/db-imv

Reducing the cache misses of SIMD vectorization using IMV

Primary LanguageC++

Paper: https://www.vldb.org/pvldb/vol13/p226-fang.pdf

Interleaved Multi-Vectorizing (IMV)

This repository contains a collection of experiments to test the effects of IMV. It is mainly composed of two parts:

(1) Testing the effects of IMV on individual operators, including the hash join probe, binary tree search, hash join build and hash aggregation. The source codes lay at src/imv-operator/. This part is based on the source code of the work.

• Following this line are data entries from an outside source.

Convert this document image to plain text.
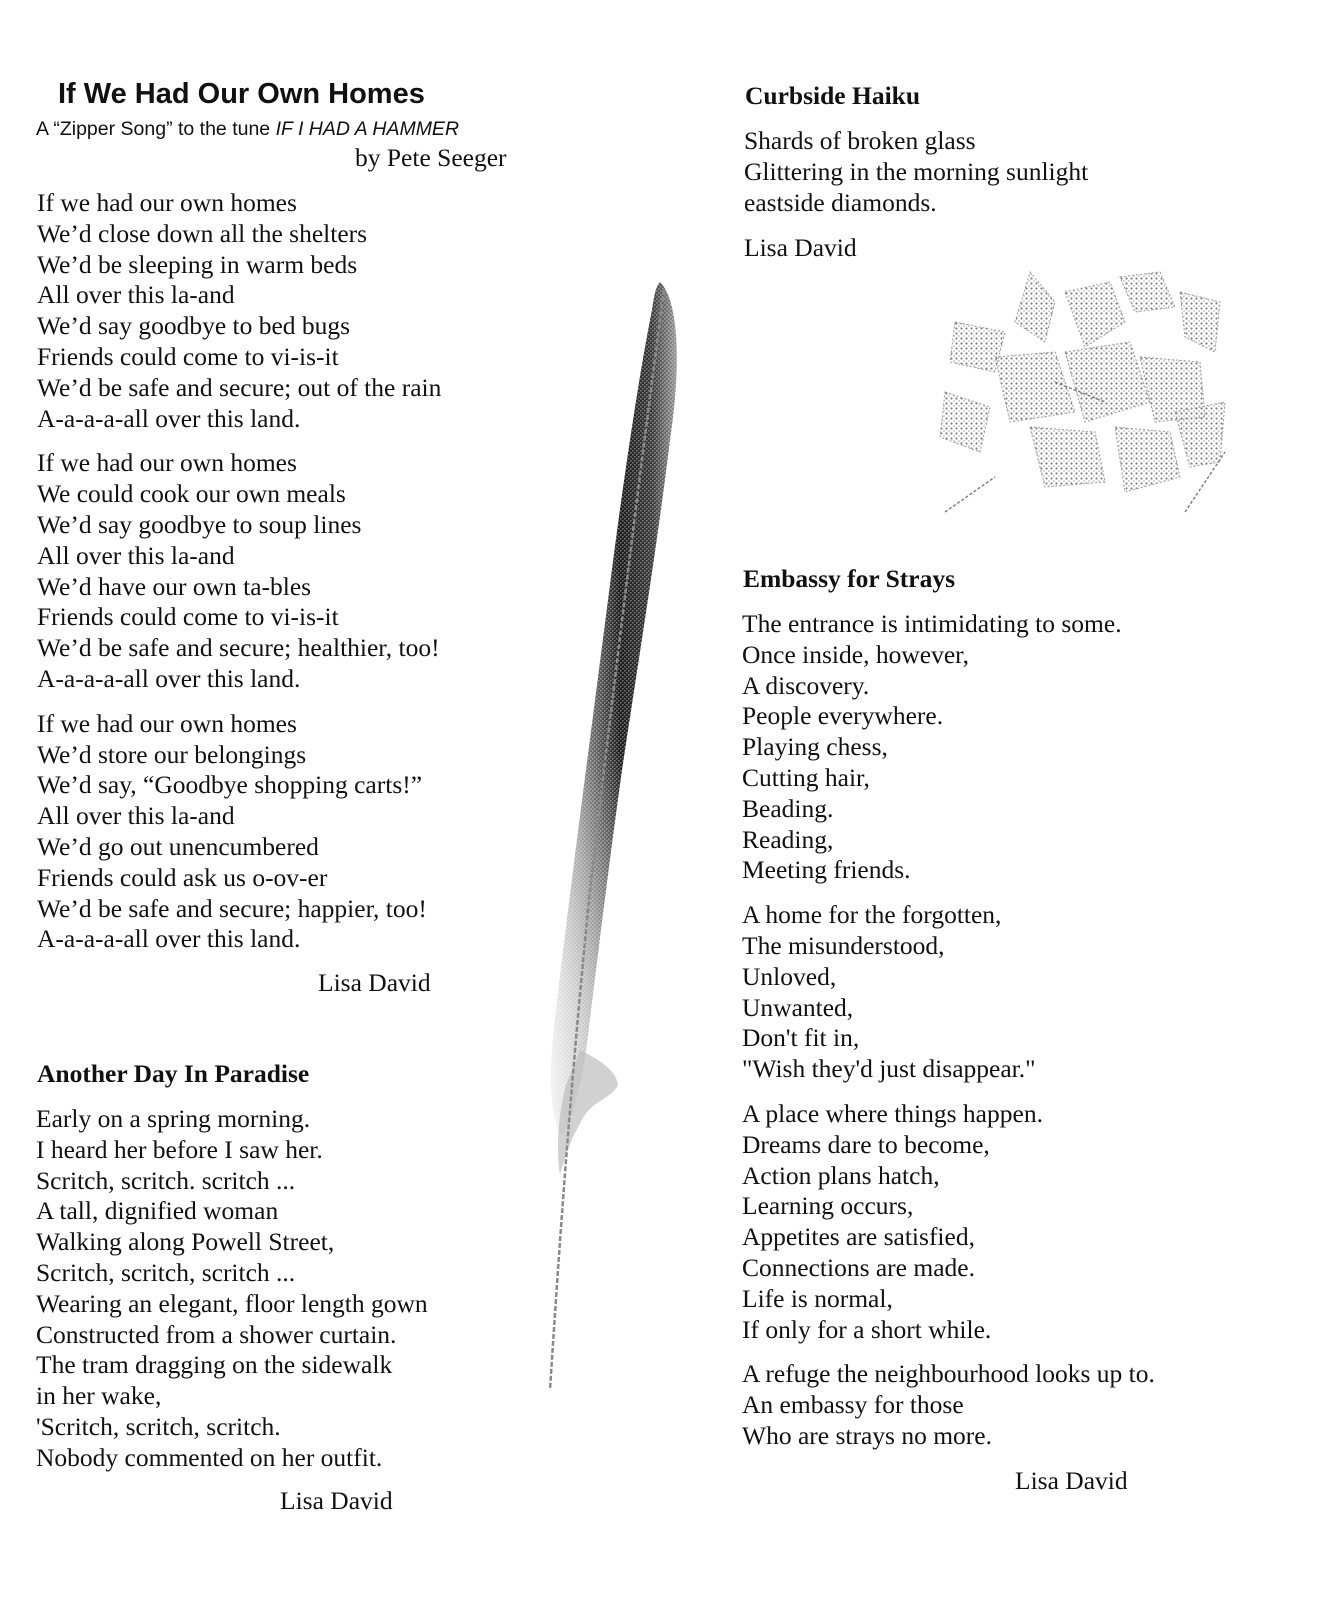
If We Had Our Own Homes
A “Zipper Song” to the tune IF I HAD A HAMMER
by Pete Seeger
If we had our own homes
We’d close down all the shelters
We’d be sleeping in warm beds
All over this la-and
We’d say goodbye to bed bugs
Friends could come to vi-is-it
We’d be safe and secure; out of the rain
A-a-a-a-all over this land.
If we had our own homes
We could cook our own meals
We’d say goodbye to soup lines
All over this la-and
We’d have our own ta-bles
Friends could come to vi-is-it
We’d be safe and secure; healthier, too!
A-a-a-a-all over this land.
If we had our own homes
We’d store our belongings
We’d say, “Goodbye shopping carts!”
All over this la-and
We’d go out unencumbered
Friends could ask us o-ov-er
We’d be safe and secure; happier, too!
A-a-a-a-all over this land.
Lisa David
Another Day In Paradise
Early on a spring morning.
I heard her before I saw her.
Scritch, scritch. scritch ...
A tall, dignified woman
Walking along Powell Street,
Scritch, scritch, scritch ...
Wearing an elegant, floor length gown
Constructed from a shower curtain.
The tram dragging on the sidewalk
in her wake,
'Scritch, scritch, scritch.
Nobody commented on her outfit.
Lisa David
Curbside Haiku
Shards of broken glass
Glittering in the morning sunlight
eastside diamonds.
Lisa David
Embassy for Strays
The entrance is intimidating to some.
Once inside, however,
A discovery.
People everywhere.
Playing chess,
Cutting hair,
Beading.
Reading,
Meeting friends.
A home for the forgotten,
The misunderstood,
Unloved,
Unwanted,
Don't fit in,
"Wish they'd just disappear."
A place where things happen.
Dreams dare to become,
Action plans hatch,
Learning occurs,
Appetites are satisfied,
Connections are made.
Life is normal,
If only for a short while.
A refuge the neighbourhood looks up to.
An embassy for those
Who are strays no more.
Lisa David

(2) Comparing IMV with other three state-of-the-art query engines: Compilation, Vectorization, and ROF. The source codes lay at src/imv/. This part is based on the code base Database Engines: Vectorization vs. Compilation

How to Build on CPUs (Skylake)

A configuration file is provided to build this project with CMake. In the project directory run:

mkdir -p build/release
cd build/release
cmake -DCMAKE_BUILD_TYPE=Release -DVECTORWISE_BRANCHING=on -DKNL=OFF  ../..
make

Generating two main binaries:

(1) operator:

(1.1) generating data:

./operator -a GEN -n 32 --r-size=1048576 --s-size=52428800 --r-skew=1 --s-skew=1  

(1.2) testing individual operators: -a: Applications:(NPO: hash join probe, BTS: binary tree search, BUILD and AGG), -n threads number.

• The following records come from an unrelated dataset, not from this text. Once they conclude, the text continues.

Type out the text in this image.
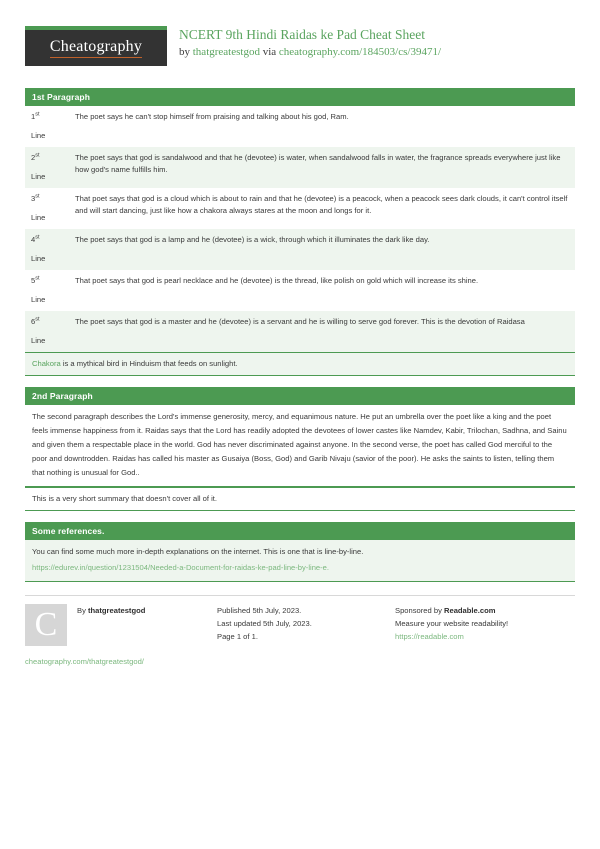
Cheatography
NCERT 9th Hindi Raidas ke Pad Cheat Sheet
by thatgreatestgod via cheatography.com/184503/cs/39471/
1st Paragraph
1st
Line	The poet says he can't stop himself from praising and talking about his god, Ram.
2st
Line	The poet says that god is sandalwood and that he (devotee) is water, when sandalwood falls in water, the fragrance spreads everywhere just like how god's name fulfills him.
3st
Line	That poet says that god is a cloud which is about to rain and that he (devotee) is a peacock, when a peacock sees dark clouds, it can't control itself and will start dancing, just like how a chakora always stares at the moon and longs for it.
4st
Line	The poet says that god is a lamp and he (devotee) is a wick, through which it illuminates the dark like day.
5st
Line	That poet says that god is pearl necklace and he (devotee) is the thread, like polish on gold which will increase its shine.
6st
Line	The poet says that god is a master and he (devotee) is a servant and he is willing to serve god forever. This is the devotion of Raidasa
Chakora is a mythical bird in Hinduism that feeds on sunlight.
2nd Paragraph
The second paragraph describes the Lord's immense generosity, mercy, and equanimous nature. He put an umbrella over the poet like a king and the poet feels immense happiness from it. Raidas says that the Lord has readily adopted the devotees of lower castes like Namdev, Kabir, Trilochan, Sadhna, and Sainu and given them a respectable place in the world. God has never discriminated against anyone. In the second verse, the poet has called God merciful to the poor and downtrodden. Raidas has called his master as Gusaiya (Boss, God) and Garib Nivaju (savior of the poor). He asks the saints to listen, telling them that nothing is unusual for God..
This is a very short summary that doesn't cover all of it.
Some references.
You can find some much more in-depth explanations on the internet. This is one that is line-by-line.
https://edurev.in/question/1231504/Needed-a-Document-for-raidas-ke-pad-line-by-line-e.
C	By thatgreatestgod
cheatography.com/thatgreatestgod/
Published 5th July, 2023.
Last updated 5th July, 2023.
Page 1 of 1.
Sponsored by Readable.com
Measure your website readability!
https://readable.com
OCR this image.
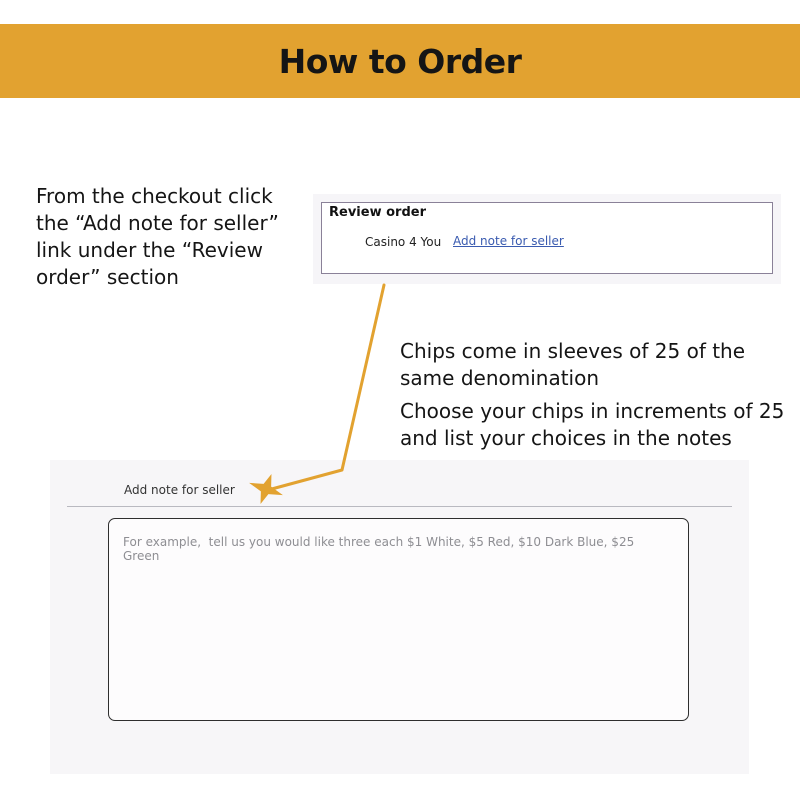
How to Order

From the checkout click the “Add note for seller” link under the “Review order” section

Review order
Casino 4 You Add note for seller

Chips come in sleeves of 25 of the same denomination

Choose your chips in increments of 25 and list your choices in the notes

Add note for seller
For example, tell us you would like three each $1 White, $5 Red, $10 Dark Blue, $25 Green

./operator -a NPO -n 32 --r-file=r_skew=1_size=1M --s-file=s_skew=1_size=50M_max=1M

(2) engine: 3 parameters: reteated times, data source and threads number

./engine 5 ../data/tpch/sf100 32

scripts/test.sh can be used to run experiments of the paper.

UPDATES

(1) reading raw data from DBGEN ends without '|', so change it in Line:146 @ Import.cpp

(2)

terminate called after throwing an instance of 'std::runtime_error'  what():  Buffer 20 not found

This error results from the Buffer 20 is not created but it is used at /src/benchmarks/sbb/queries/q4X.cpp. Changes lay at those files using "#define CHANGE".